One great thing about dividends is that the return on your investment rises as the value of the stock the dividends are attached to decreases.
This can be a nasty surprise if you bought a company like Metcash Limited (ASX: MTS) or Origin Energy Ltd (ASX: ORG) for huge trailing yields only to realise that the dividend has been suspended or reduced.
For companies with a healthier underlying business, however, falls in value can be a blessing – especially if the company is still growing its earnings and dividends.
Collection House Limited (ASX: CLH) recently disappointed investors when it announced that growth would be substantially slower this year – in the low single digits compared to the 10%+ shareholders are used to – as a result of an increasingly competitive collection market.
Shares dropped almost 20% on the news before recovering, now down 7% in the past three months. Collection House subsequently announced a significant two-year contract with the Australian Tax Office that will 'certainly' contribute to earnings in financial years 2017 and 2018.
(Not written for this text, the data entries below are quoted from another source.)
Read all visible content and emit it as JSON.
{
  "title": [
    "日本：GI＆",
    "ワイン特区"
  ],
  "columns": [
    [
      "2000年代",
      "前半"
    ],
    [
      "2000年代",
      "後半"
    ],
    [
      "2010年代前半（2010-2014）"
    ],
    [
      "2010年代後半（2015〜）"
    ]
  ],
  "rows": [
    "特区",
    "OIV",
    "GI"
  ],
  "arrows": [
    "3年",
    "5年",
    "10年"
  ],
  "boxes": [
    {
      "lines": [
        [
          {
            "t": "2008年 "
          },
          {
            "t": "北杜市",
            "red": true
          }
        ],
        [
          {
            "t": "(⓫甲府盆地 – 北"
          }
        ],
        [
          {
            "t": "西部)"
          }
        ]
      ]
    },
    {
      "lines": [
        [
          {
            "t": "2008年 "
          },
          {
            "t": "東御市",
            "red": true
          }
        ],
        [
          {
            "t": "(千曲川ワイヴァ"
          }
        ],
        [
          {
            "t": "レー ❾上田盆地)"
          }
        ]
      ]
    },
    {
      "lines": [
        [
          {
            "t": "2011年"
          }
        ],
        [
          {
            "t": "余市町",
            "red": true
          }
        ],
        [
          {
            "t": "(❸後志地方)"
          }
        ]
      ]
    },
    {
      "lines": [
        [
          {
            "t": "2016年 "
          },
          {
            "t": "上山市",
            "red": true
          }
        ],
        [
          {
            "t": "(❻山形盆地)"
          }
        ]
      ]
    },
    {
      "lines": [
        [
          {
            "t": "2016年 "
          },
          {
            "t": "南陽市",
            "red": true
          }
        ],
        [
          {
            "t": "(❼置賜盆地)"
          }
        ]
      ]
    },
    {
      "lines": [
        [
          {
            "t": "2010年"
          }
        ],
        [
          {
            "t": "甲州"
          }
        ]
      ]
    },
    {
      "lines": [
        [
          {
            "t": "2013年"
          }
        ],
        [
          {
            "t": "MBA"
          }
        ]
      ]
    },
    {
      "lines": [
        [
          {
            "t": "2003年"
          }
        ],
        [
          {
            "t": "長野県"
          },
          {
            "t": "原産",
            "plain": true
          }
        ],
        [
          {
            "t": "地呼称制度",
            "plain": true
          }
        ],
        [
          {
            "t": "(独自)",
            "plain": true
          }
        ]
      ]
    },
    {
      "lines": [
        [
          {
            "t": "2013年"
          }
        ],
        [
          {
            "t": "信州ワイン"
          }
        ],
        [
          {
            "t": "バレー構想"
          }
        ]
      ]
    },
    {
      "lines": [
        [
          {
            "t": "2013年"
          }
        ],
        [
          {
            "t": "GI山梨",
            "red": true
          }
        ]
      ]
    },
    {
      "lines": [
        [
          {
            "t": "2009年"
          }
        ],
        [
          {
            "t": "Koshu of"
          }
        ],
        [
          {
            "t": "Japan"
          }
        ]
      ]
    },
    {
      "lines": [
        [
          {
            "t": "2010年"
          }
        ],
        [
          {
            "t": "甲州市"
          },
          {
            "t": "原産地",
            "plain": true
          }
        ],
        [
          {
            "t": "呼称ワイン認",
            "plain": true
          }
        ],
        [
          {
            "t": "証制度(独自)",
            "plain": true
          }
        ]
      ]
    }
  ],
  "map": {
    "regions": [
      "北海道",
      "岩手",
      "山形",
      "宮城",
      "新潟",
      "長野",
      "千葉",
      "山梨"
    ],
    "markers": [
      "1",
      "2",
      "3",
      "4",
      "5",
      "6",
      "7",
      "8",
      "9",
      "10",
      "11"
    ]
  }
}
Over the longer term, management has indicated that they foresee additional opportunities to lift earnings in the collections space. With a 4.5%, fully franked yield and a still-growing business, Collection House looks like a strong buy right now – in fact I would buy more, if it wasn't already one of my largest positions.
While the slowing profit growth might make some investors nervous, Retail Food Group Limited (ASX: RFG) faces no such headwinds, with ongoing same-store sales growth and expansion into international markets.
Retail Food Group has hitched its wagon to coffee for the time being – it is one of the largest coffee roasters in Australia – with that mildly addictive beverage making an excellent first choice for luring customers to stores.
However, a wide variety of franchises in its stable gives the company plenty of room to expand its footprint over time – just look at how well Domino's Pizza Enterprises Ltd (ASX: DMP) has done with just one franchise.
Retail Food Group's share price has been knocked down recently as investors grow nervous regarding its 'Organisational Evolution' (renewing brand menus, focussing on digital, etc) and the establishment of an International Division and joint-venture in China.
There is also likely some nervousness given the recent wage scandals at Pizza Hut and 7-11.
On the plus side, Retail Food Group is generating loads of cash, has plenty of room for growth, and offers a whopping 5.6%, fully franked dividend that I believe is highly sustainable and likely to increase in the future. I recently bought shares, and am considering buying more very soon.